Dne 3.4.2015 v 05:37 Endi Sukma Dewata napsal(a):
Hi,

Attached are new patches replacing all old ones. Please take a look at
them. They should applied in this order: 365, 353-8, 355-6, 357-3,
359-2, 360-1, 364-1, 361-1.

Thanks for squashing patches 362-364 into the original patches, it's much more digestible this way.


I'm planning to merge the vault and vault container object and use the
vault type attribute to distinguish between the two. See more discussion
about that below.

OK.

3) The container_vault config option should be renamed to
container_vaultcontainer, as it is used in the vaultcontainer plugin,
not the vault plugin.

It was named container_vault because it defines the DN for of the
subtree that contains all vault-related entries. I moved the base_dn
variable from vaultcontainer object to the vault object for clarity.

That does not make much sense to me. Vault objects are contained in
their respective vaultcontainer objects, not directly in cn=vaults.

The cn=vaults itself is actually a vault container (i.e.
ipaVaultContainer). Theoretically you could store a vault in any
container including cn=vaults, but we just don't want people to use it
that way.

I think this is consistent with other plugins. For example, the
container_user points to cn=users, which is an nsContainer. There is no
concept of 'user container' other than the cn=users itself. But even if
there is one, the container_user will still be stored in the user class.

In fact it is not consistent with other plugins. All entries managed by the user plugin are stored *directly* under cn=users. Entries managed by the vault plugin are not stored directly under cn=vaults, but rather anywhere in the cn=vaults subtree and their DN is derived from the DN of the parent vault container. For such objects, we don't set <plugin>.container_dn and don't have container_<plugin> constant, but rather define them as child objects of their container objects.

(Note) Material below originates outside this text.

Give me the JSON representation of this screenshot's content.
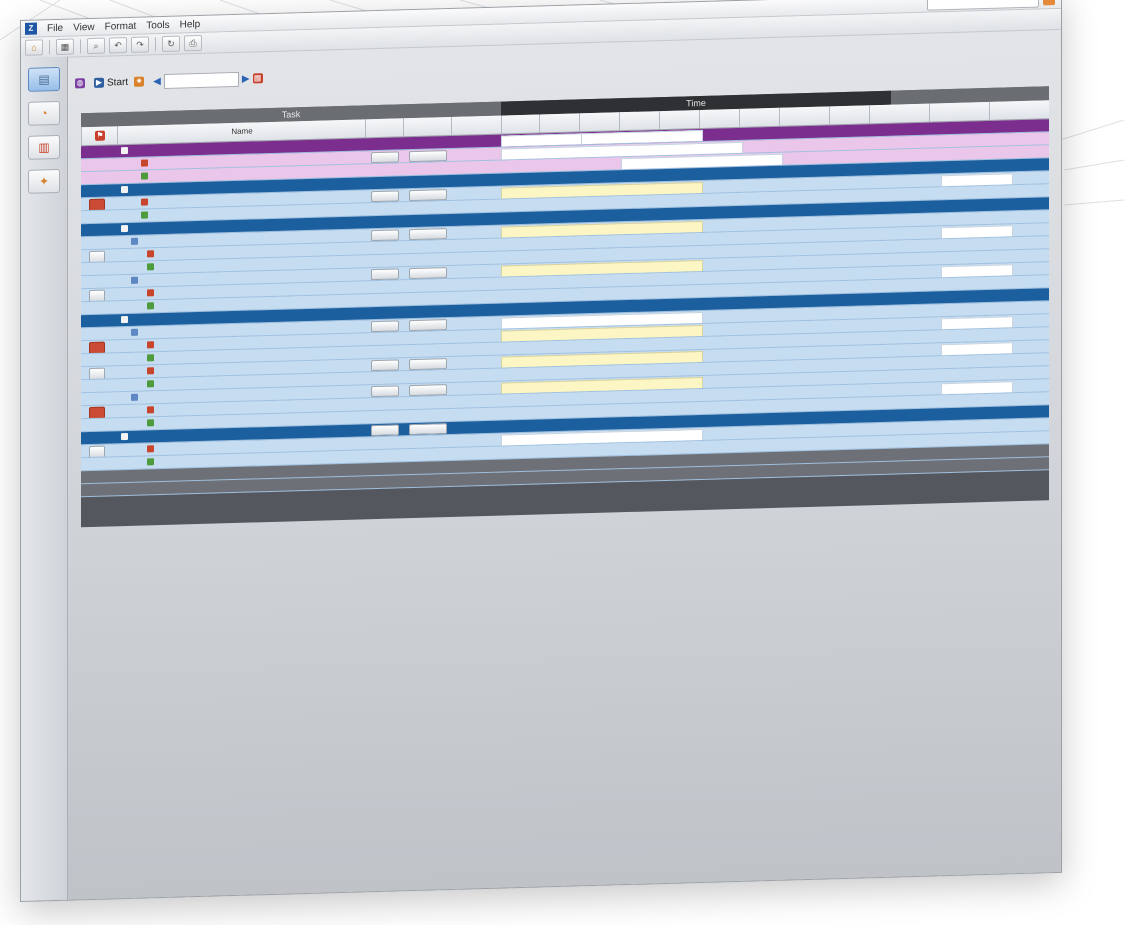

When the vault & vaultcontainer is merged, this will no longer be an issue.

OK.


4) The vault object should be child of the vaultcontainer object.

Not only is this correct from the object model perspective, but it
would
also make all the container_id hacks go away.

It's a bit difficult because it will affect how the container & vault
ID's are represented on the CLI.

Yes, but the API should be done right (without hacks) first. You can
tune the CLI after that if you want.

I think the current framework is rather limiting. It's kind of hard to
build an interface that looks exactly what you want then add the
implementation later to match the interface because many things are
interrelated. In this particular case the object hierarchy on the server
side would affect how the vault ID will be represented on the client side.

It indeed is limiting and that's a good thing. We don't want people to be able to create any crazy interfaces they can imagine, inconsistent with everything else in IPA.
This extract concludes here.